Charting the anatomy of three molecular channels
Laboratory of Molecular Neurobiology and Biophysics/The Rockefeller University
Laboratory of Molecular Neurobiology and Biophysics/The Rockefeller University
Laboratory of Molecular Neurobiology and Biophysics/The Rockefeller University
In all cases, researchers used equipment at the Evelyn Gruss Lipper Cryo-Electron Microscopy Resource Center to capture and compile images of the molecules while they were frozen in a thin layer of ice. With this data, they determined the channels' structures in three dimensions, down to the level of individual atoms.
"Structural biology has experienced a true revolution thanks to devices capable of directly detecting the electrons used to visualize a sample," says senior author Roderick MacKinnon, John D. Rockefeller Jr. Professor and head of the Laboratory of Molecular Neurobiology and Biophysics . "With this technology, it has become possible to determine high resolutions structures based on images of individual, randomly oriented protein molecules." Having the structures in hand makes it possible for researchers to investigate long-standing questions about how these molecules function, producing new insights into their biology and potentially aiding the development of treatments for a number of disorders.
The chloride ion channel: A subtle change, another way of working
The chloride channel, known as CLC, opens to passively allow ions through. However, it has a close relative that moves chloride another way: by exchanging it for protons. In their structural data, Eunyong Park, a postdoc in the MacKinnon laboratory, and Ernest B. Campbell, a research specialist, found a detail that helps to explain how these two similar molecules work so differently: the position of a loop within the pore through which the ions travel. In the exchanger molecule, this loop was already known to partially block the ions' path. In the new CLC structure (above), they saw this loop flipped down, allowing chloride to travel more freely.
The "pacemaker" channel: How a response is reversed
By allowing potassium and sodium to travel through the cell's membrane, the HCN channel contributes to rhythmic electrical signals, including the pacemaker current within the heart. Among similar channels, HCN's contrarian responses to changes in voltage set it apart. While others open as the cell ramps up for a signal, HCN closes. And unlike the others, it opens as the cell returns to rest. Postdoc Chia-Hsueh Lee found features that contribute to this difference, including an extra-long arm within HCN's voltage detecting sensor (blue) as compared to that of a related potassium channel (orange). The longer arm likely stabilizes the pore in a closed position after the start of an electrical impulse. This and Lee's other findings were detailed January 12 in Cell.

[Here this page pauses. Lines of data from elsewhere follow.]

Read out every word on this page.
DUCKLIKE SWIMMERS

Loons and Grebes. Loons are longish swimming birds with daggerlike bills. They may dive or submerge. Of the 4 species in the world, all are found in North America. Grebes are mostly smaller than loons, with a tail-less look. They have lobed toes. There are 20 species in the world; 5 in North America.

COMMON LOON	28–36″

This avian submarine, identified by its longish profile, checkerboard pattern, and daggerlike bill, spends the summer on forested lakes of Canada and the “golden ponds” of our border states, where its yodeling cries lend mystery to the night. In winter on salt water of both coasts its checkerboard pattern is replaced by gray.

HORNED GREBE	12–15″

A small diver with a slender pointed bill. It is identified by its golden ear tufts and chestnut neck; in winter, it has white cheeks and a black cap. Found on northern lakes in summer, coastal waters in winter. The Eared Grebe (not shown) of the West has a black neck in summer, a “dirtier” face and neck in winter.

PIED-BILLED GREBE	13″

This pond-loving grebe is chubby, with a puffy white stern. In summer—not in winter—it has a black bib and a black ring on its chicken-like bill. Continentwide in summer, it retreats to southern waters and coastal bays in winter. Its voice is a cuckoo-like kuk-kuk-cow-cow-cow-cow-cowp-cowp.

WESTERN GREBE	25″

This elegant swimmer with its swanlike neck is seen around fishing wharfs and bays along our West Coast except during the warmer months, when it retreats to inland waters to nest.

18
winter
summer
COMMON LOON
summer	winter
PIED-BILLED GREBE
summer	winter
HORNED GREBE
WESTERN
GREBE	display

Slo2.2: A switch to calm excited neurons
To prevent high frequency electrical impulses from running out of control, the channel Slo2.2 puts on the breaks by allowing potassium out of the cell. It does so in response to the sodium that rushes in during a signal. Richard Hite, a postdoc, and his colleagues had already determined what Slo2.2 looks like when it is closed, without sodium around. In new research Hite exposed the channel to varying concentrations of its trigger ion, so as to determine the distribution of all the structures that occur simultaneously at a particular sodium concentration--the first such experiment. It turned out that the channel exists only in two conformations, closed and open. As a result, it undergoes a sharp transition when opening, akin to a light switch being turned on.
MacKinnon is a Howard Hughes Medical Institute investigator and a recipient of the 2003 Nobel Prize in Chemistry.